According to a recent PWC study, 68% of executives value their most important decisions at $50 million or more in terms of future business profits. Yet with so much on the line, a measly one-third of executives describe their decision-making as “highly data-driven.”
Getting insights from data requires some level of discrimination. “Big data is a natural resource so people think you have to take advantage of it,” Haier director Honbo Zhou says. “But if big data is consumed inappropriately or generated randomly, or kept for no reason, it will create a lot of virtual garbage.”
It’s time for executives to make more decisions based on the numbers. Here are two simple steps to do this:
1) Standardize data.
Life may be like a box of chocolates, but your business data is a bit more complicated. Chances are your data exists in disparate spreadsheets that are inconsistently formatted. How you standardize your data depends on the resources available to your business. If you have an existing cleansing solution, utilize it to scrub and consolidate your data.

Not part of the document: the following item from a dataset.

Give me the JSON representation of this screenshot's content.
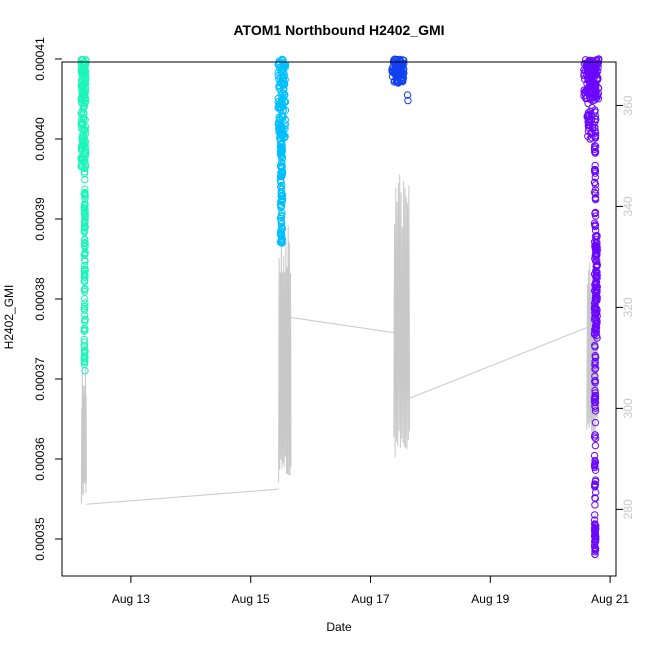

If your business doesn’t have a solution for scrubbing data, your employees will have to standardize it manually—typically in the form of a comprehensive report (yuck). Standardized data is easier to compare and retrieve once it is consistently formatted. With proper formatting, insights worth pursuing include trends, projections and other indicators of potential success or failure. These metrics will keep you abreast of new developments when you’re making business decisions.
2) Visualize data.
As an executive, you have data shoved under your nose on a daily basis. Data visualization eases the process by which you consume and interpret complex data sets. Visualized information can help you gather insights about your business more quickly. In addition, visuals carry power that spreadsheets don’t. A dynamic chart wins out over a stack of numbers every time.
Most business decisions require executives to balance their intuition with insights gleaned from data. Becoming a data-driven organization is an ongoing process and will not happen overnight. It is well worth the effort, however, and will make business management run more smoothly.